A low-latency realtime ASR based on FireRedASR (a SOTA ASR model for Chinese and English speech recognizing)
I've read the code of FireRedASR and found by utilizing the mechanism of autoregressive prediction in transformer decoder, we can input audio data into model in advance of the speeking sentence end.
See test.py
from realtime_fireredasr import RealtimeSpeechRecognizer
# read wav from file
filename = "examples/wav/BAC009S0764W0121.wav"

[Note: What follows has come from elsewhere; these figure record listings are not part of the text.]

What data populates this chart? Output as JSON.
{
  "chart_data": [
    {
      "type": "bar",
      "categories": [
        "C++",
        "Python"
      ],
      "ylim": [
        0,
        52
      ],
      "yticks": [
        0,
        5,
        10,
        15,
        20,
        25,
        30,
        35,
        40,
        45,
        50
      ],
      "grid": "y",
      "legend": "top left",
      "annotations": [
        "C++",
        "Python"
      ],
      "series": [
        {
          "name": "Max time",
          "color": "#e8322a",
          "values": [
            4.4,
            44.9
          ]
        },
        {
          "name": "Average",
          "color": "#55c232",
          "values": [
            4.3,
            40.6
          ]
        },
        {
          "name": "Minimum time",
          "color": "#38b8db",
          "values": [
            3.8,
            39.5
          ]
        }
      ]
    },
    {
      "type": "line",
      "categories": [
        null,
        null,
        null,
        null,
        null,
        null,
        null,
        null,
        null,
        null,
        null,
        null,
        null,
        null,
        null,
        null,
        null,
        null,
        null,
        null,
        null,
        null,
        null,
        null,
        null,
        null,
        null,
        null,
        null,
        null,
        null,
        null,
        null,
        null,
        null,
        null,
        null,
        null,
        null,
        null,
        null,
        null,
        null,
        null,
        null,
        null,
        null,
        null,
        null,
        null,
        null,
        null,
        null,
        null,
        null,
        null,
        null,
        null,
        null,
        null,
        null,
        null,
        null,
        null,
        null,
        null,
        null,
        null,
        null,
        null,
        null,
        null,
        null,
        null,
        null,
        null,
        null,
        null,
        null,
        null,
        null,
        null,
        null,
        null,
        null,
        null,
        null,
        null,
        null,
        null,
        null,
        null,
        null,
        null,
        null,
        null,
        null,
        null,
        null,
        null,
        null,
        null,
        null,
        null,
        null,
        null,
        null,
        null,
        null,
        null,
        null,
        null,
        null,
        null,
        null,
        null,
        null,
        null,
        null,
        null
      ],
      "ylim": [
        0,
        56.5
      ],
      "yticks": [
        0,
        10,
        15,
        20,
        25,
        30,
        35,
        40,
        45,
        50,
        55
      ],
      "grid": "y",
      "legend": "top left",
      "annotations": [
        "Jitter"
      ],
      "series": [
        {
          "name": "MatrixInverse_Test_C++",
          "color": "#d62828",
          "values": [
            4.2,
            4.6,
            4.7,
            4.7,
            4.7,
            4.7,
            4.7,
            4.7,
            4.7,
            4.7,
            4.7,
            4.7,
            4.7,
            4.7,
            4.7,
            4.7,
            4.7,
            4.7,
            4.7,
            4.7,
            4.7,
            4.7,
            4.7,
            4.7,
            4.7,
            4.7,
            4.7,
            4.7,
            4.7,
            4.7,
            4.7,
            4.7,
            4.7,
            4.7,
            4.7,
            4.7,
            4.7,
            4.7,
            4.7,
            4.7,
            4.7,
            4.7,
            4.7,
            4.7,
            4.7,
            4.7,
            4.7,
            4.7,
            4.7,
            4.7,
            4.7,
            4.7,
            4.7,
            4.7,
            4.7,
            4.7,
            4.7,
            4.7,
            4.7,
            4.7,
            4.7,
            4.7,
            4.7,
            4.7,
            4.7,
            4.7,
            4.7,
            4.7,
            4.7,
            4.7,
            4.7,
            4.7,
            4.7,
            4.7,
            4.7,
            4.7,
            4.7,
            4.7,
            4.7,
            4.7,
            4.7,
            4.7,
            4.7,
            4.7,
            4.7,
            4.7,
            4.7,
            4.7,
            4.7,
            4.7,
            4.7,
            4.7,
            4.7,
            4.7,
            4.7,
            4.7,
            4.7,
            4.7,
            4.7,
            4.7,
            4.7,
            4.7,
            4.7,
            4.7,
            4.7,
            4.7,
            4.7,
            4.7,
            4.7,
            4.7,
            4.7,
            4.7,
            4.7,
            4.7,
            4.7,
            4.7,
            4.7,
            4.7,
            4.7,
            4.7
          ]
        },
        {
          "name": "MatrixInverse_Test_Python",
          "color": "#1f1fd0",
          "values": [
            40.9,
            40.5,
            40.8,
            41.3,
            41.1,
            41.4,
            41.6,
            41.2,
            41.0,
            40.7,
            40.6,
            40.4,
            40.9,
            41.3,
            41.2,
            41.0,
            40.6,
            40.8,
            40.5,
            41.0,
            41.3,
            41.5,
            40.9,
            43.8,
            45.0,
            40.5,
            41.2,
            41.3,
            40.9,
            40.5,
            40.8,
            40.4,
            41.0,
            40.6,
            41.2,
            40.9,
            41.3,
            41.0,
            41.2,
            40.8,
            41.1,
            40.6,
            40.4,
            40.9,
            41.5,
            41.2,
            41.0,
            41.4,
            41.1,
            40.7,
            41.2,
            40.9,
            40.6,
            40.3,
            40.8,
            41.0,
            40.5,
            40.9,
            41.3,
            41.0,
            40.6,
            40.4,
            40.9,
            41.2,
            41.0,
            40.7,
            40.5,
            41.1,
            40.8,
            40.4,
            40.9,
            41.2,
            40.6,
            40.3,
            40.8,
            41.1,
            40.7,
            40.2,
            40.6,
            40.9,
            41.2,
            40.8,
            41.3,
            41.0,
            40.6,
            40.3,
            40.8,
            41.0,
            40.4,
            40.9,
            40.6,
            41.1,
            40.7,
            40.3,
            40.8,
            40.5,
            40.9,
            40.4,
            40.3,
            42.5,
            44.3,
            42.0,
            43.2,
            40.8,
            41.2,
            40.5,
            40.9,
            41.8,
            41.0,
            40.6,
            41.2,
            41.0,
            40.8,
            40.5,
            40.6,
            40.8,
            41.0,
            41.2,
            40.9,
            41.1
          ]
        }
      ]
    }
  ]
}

# create realtime speech recognizer instance
asr = RealtimeSpeechRecognizer(
model_dir="pretrained_models", # models' dir
use_gpu=False, # use gpu or not
sample_rate=16000, # audio sample rate
silence_duration_s=0.4, # silence duration for VAD cutting
transcribe_interval=1.0, # how many seconds to transcribe once
)
# recognization loop
stream = open_stream(filename)
while True:
data = stream.read(1600)
if data == b"":
print(">>>wave EOF")
break
results = asr.recognize(data)
if len(results) > 0:
print(results)Results (Tested on Tesla T4):
[{'type': 'begin', 'id': 0, 'text': None, 'ts': 0.672, 'latency': 0.0}]
[{'type': 'changed', 'id': 0, 'text': '甚至出现交', 'ts': 1.664, 'latency': 4.238659143447876}]
[{'type': 'changed', 'id': 0, 'text': '甚至出现交易几乎停', 'ts': 2.656, 'latency': 0.2656550407409668}]
[{'type': 'changed', 'id': 0, 'text': '甚至出现交易几乎停滞的情况', 'ts': 3.648, 'latency': 0.22229647636413574}]
[{'type': 'end', 'id': 0, 'text': '甚至出现交易几乎停滞的情况', 'ts': 4.128, 'latency': 0.11719179153442383}]
>>> wave EOF
Note that the recognition cost only 117ms at the sentence end, while it need nearly 400ms for whole sentence recognition without this project.